Kemenangan yang gilang
gemilang sudah hinggap d benak Wiro Libas.
Sehingga dia tidak menyadari, bahwa
pasukannya kini telah berkurang jauh jumlahnya. Karena ketamakannya pula, dia
tidak menyadari bahwa posisi pasukanya telah terkepung rapat.
Sejak
tengah malam tadi, banyak jumlah pasukan Kedung
Siluman yang menyelinap di balik
pohon sepanjang Bukit Sewon Wono. Mereka sengaja bersembunyi untuk melakukan
serangan mendadak, bila telah diperintah Ucil. Sehingga tidak mungkin bagi
pasukan Wiro Libas untuk melarikan diri bila terdesak, yang bisa dilakukan hanya mundur ke arah
tengah telaga.

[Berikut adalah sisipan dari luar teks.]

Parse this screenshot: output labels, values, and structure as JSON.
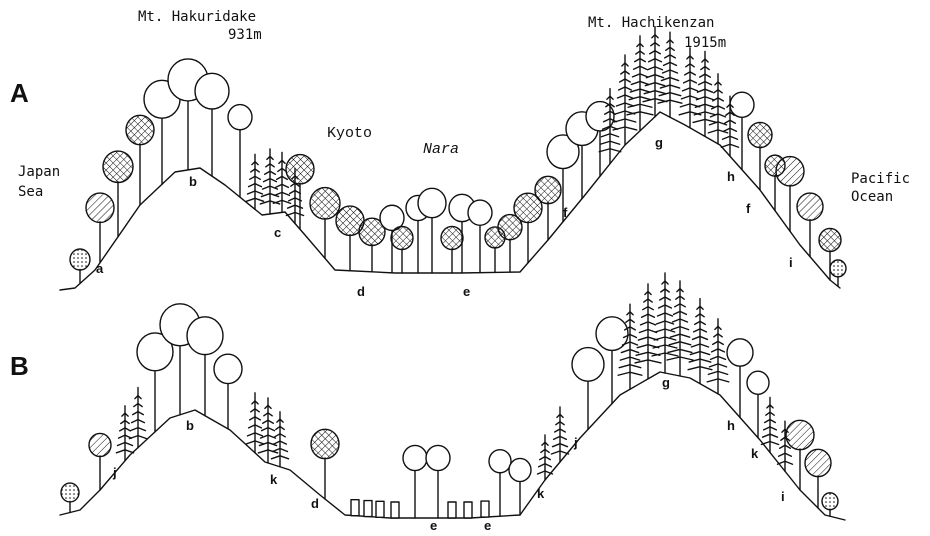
{
  "labels": {
    "mountain_left_name": "Mt. Hakuridake",
    "mountain_left_elev": "931m",
    "mountain_right_name": "Mt. Hachikenzan",
    "mountain_right_elev": "1915m",
    "kyoto": "Kyoto",
    "nara": "Nara",
    "japan_sea_1": "Japan",
    "japan_sea_2": "Sea",
    "pacific_1": "Pacific",
    "pacific_2": "Ocean"
  },
  "panels": [
    {
      "letter": "A",
      "zones": [
        "a",
        "b",
        "c",
        "d",
        "e",
        "f",
        "g",
        "h",
        "f",
        "i"
      ]
    },
    {
      "letter": "B",
      "zones": [
        "j",
        "b",
        "k",
        "d",
        "e",
        "e",
        "k",
        "j",
        "g",
        "h",
        "k",
        "i"
      ]
    }
  ],
  "colors": {
    "ink": "#111111",
    "bg": "#ffffff"
  }
}
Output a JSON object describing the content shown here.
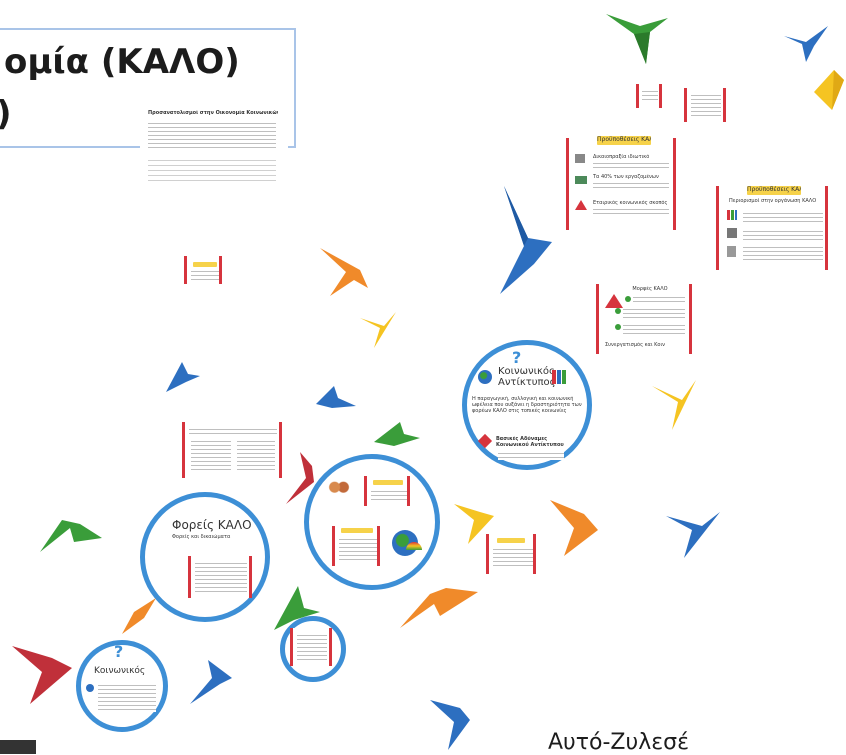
{
  "presentation": {
    "title_line1": "ομία (ΚΑΛΟ)",
    "title_line2": ")",
    "doc_heading": "Προσανατολισμοί στην Οικονομία Κοινωνικών Επιχειρήσεων",
    "bottom_right_text": "Αυτό-Ζυλεσέ"
  },
  "frames": {
    "top_right_tag": "Προϋποθέσεις ΚΑΛΟ",
    "top_right_items": [
      "Δικαιοπραξία ιδιωτικό συμφέρον",
      "Τα 40% των εργαζομένων",
      "Εταιρικός κοινωνικός σκοπός"
    ],
    "right_tag": "Προϋποθέσεις ΚΑΛΟ",
    "right_subtitle": "Περιορισμοί στην οργάνωση ΚΑΛΟ",
    "middle_right_title": "Μορφές ΚΑΛΟ",
    "middle_right_footer": "Συνεργατισμός και ΚοινΣΕΠ"
  },
  "circles": {
    "foreis_title": "Φορείς ΚΑΛΟ",
    "foreis_sub": "Φορείς και δικαιώματα",
    "koinwnikos_title": "Κοινωνικός Αντίκτυπος",
    "koinwnikos_body": "Η παραγωγική, συλλογική και κοινωνική ωφέλεια που αυξάνει η δραστηριότητα των φορέων ΚΑΛΟ στις τοπικές κοινωνίες",
    "koinwnikos_sub": "Βασικές Αδύναμες Κοινωνικού Αντίκτυπου",
    "bottom_left_title": "Κοινωνικός",
    "bottom_left_question": "?"
  },
  "colors": {
    "frame_red": "#d6343d",
    "circle_blue": "#3d8fd6",
    "tag_yellow": "#f6d24a",
    "bird_green": "#3a9d3a",
    "bird_orange": "#f08a2a",
    "bird_blue": "#2d6fc0",
    "bird_yellow": "#f5c422",
    "bird_red": "#c0303a"
  }
}
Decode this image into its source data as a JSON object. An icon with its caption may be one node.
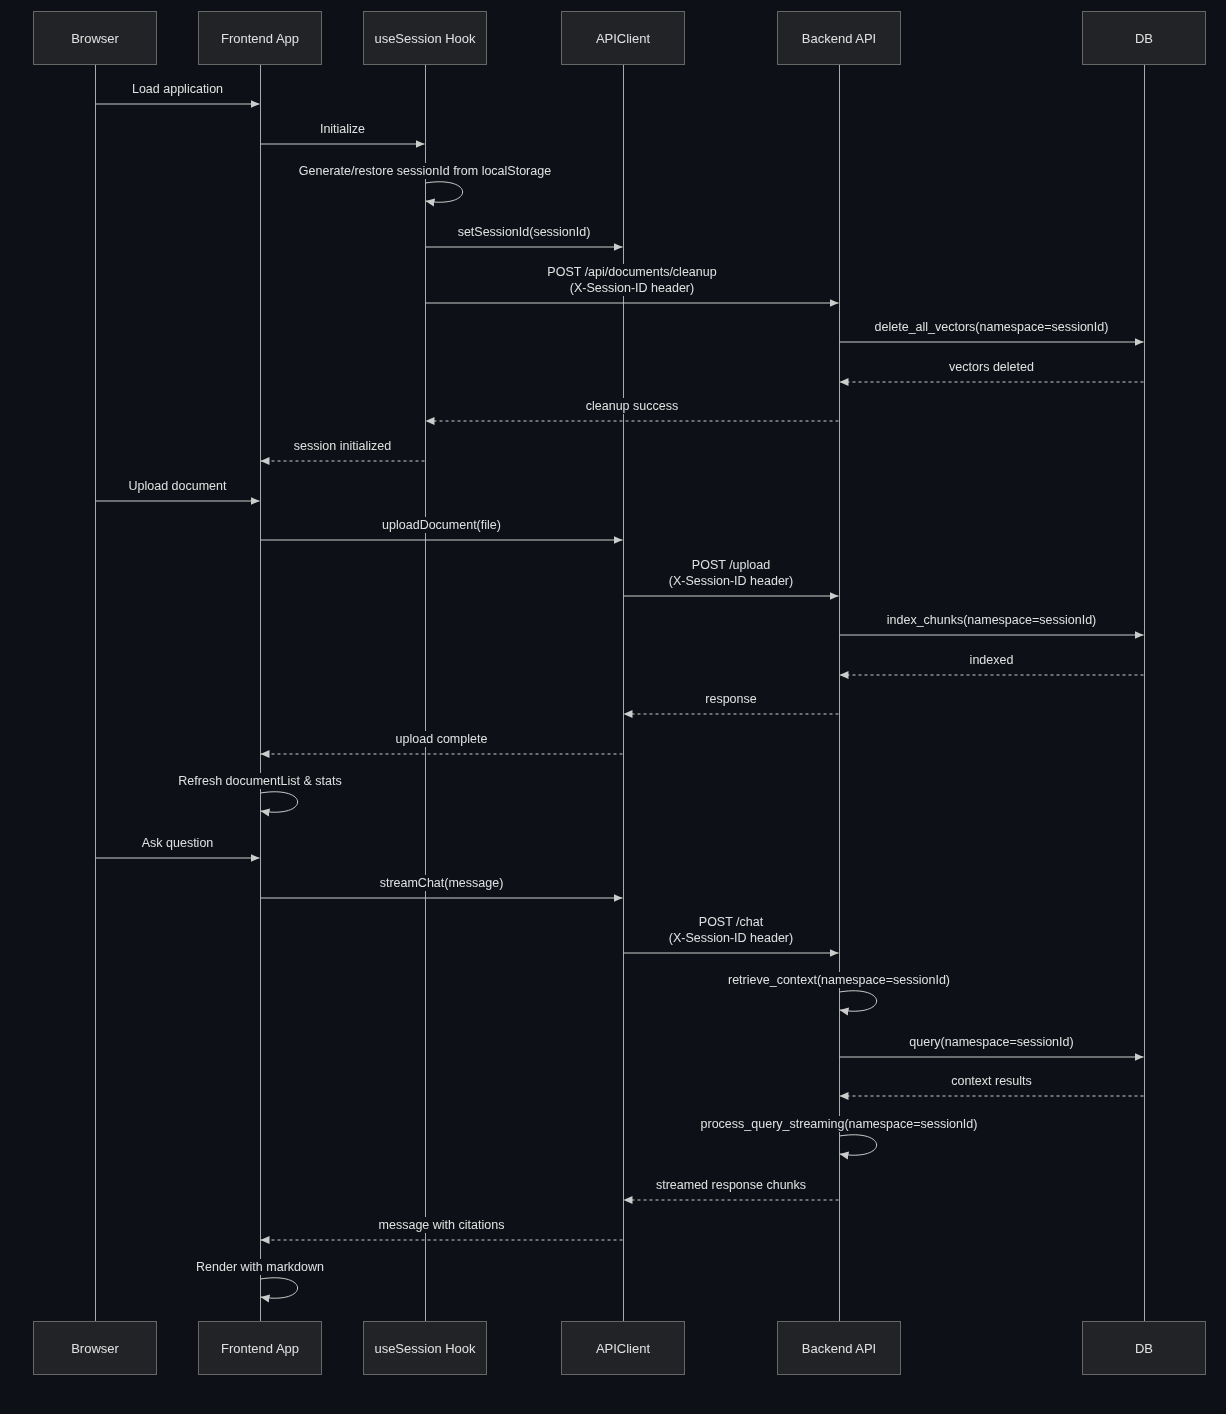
{
  "diagram": {
    "nodes": [
      {
        "text": [
          "Browser"
        ]
      },
      {
        "text": [
          "Frontend App"
        ]
      },
      {
        "text": [
          "useSession Hook"
        ]
      },
      {
        "text": [
          "APIClient"
        ]
      },
      {
        "text": [
          "Backend API"
        ]
      },
      {
        "text": [
          "DB"
        ]
      },
      {
        "text": [],
        "shape": "bar"
      },
      {
        "text": [],
        "shape": "bar"
      },
      {
        "text": [],
        "shape": "bar"
      },
      {
        "text": [],
        "shape": "bar"
      },
      {
        "text": [],
        "shape": "bar"
      },
      {
        "text": [],
        "shape": "bar"
      },
      {
        "text": [
          "Browser"
        ]
      },
      {
        "text": [
          "Frontend App"
        ]
      },
      {
        "text": [
          "useSession Hook"
        ]
      },
      {
        "text": [
          "APIClient"
        ]
      },
      {
        "text": [
          "Backend API"
        ]
      },
      {
        "text": [
          "DB"
        ]
      }
    ],
    "edges": [
      {
        "from": 6,
        "to": 7,
        "arrow": "to",
        "label": "Load application"
      },
      {
        "from": 7,
        "to": 8,
        "arrow": "to",
        "label": "Initialize"
      },
      {
        "from": 8,
        "to": 8,
        "arrow": "to",
        "label": "Generate/restore sessionId from localStorage"
      },
      {
        "from": 8,
        "to": 9,
        "arrow": "to",
        "label": "setSessionId(sessionId)"
      },
      {
        "from": 8,
        "to": 10,
        "arrow": "to",
        "label": "POST /api/documents/cleanup (X-Session-ID header)"
      },
      {
        "from": 10,
        "to": 11,
        "arrow": "to",
        "label": "delete_all_vectors(namespace=sessionId)"
      },
      {
        "from": 11,
        "to": 10,
        "arrow": "to",
        "label": "vectors deleted",
        "style": "dashed"
      },
      {
        "from": 10,
        "to": 8,
        "arrow": "to",
        "label": "cleanup success",
        "style": "dashed"
      },
      {
        "from": 8,
        "to": 7,
        "arrow": "to",
        "label": "session initialized",
        "style": "dashed"
      },
      {
        "from": 6,
        "to": 7,
        "arrow": "to",
        "label": "Upload document"
      },
      {
        "from": 7,
        "to": 9,
        "arrow": "to",
        "label": "uploadDocument(file)"
      },
      {
        "from": 9,
        "to": 10,
        "arrow": "to",
        "label": "POST /upload (X-Session-ID header)"
      },
      {
        "from": 10,
        "to": 11,
        "arrow": "to",
        "label": "index_chunks(namespace=sessionId)"
      },
      {
        "from": 11,
        "to": 10,
        "arrow": "to",
        "label": "indexed",
        "style": "dashed"
      },
      {
        "from": 10,
        "to": 9,
        "arrow": "to",
        "label": "response",
        "style": "dashed"
      },
      {
        "from": 9,
        "to": 7,
        "arrow": "to",
        "label": "upload complete",
        "style": "dashed"
      },
      {
        "from": 7,
        "to": 7,
        "arrow": "to",
        "label": "Refresh documentList & stats"
      },
      {
        "from": 6,
        "to": 7,
        "arrow": "to",
        "label": "Ask question"
      },
      {
        "from": 7,
        "to": 9,
        "arrow": "to",
        "label": "streamChat(message)"
      },
      {
        "from": 9,
        "to": 10,
        "arrow": "to",
        "label": "POST /chat (X-Session-ID header)"
      },
      {
        "from": 10,
        "to": 10,
        "arrow": "to",
        "label": "retrieve_context(namespace=sessionId)"
      },
      {
        "from": 10,
        "to": 11,
        "arrow": "to",
        "label": "query(namespace=sessionId)"
      },
      {
        "from": 11,
        "to": 10,
        "arrow": "to",
        "label": "context results",
        "style": "dashed"
      },
      {
        "from": 10,
        "to": 10,
        "arrow": "to",
        "label": "process_query_streaming(namespace=sessionId)"
      },
      {
        "from": 10,
        "to": 9,
        "arrow": "to",
        "label": "streamed response chunks",
        "style": "dashed"
      },
      {
        "from": 9,
        "to": 7,
        "arrow": "to",
        "label": "message with citations",
        "style": "dashed"
      },
      {
        "from": 7,
        "to": 7,
        "arrow": "to",
        "label": "Render with markdown"
      }
    ]
  }
}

Akan amankah mereka di tengah telaga ?. Padahal di perairan
telaga telah siap kawanan buaya, yang dipimpin BAJUL SETO. Taktik semacam
inilah yang sengaja diterapkan oleh Kancil
Sakti.
Tanpa berpikir panjang, Wiro Lebas segera berteriak keras dan panjang penuh
semangat. Teriakan itu adalah aba-aba untuk pasukannya agar segera maju
menghantam pasukan Kedung Siluman, yang jumlahnya lebih sedikit. Ucilpun tidak tinggal diam, dengan
melambaikan
umbul-umbul di tangan kanannya, majulah pasukan Kedung Siluman menyongsong
serangan Pasukan Kera Cemoro Sewu.
29
Namun
belum sampai terjadi benturan dua pasukan yang berperang. Tiba-tiba Ucil
memerintahkan pasukannya untuk mundur.
Kejadian semacam ini ternyata diluar perhitungan Wiro libas. Sikap Wiro
Libas hanyalah terheran sekaligus
bangga. Kini yang ada pada diri Wiro Libas hanyalah kemenangan yang
gilang-gemilang. Tidak mengherankan bila
Wiro Libas bertindak gegabah, karena
membawa pasukannya untuk terus ke tengah gelanggang.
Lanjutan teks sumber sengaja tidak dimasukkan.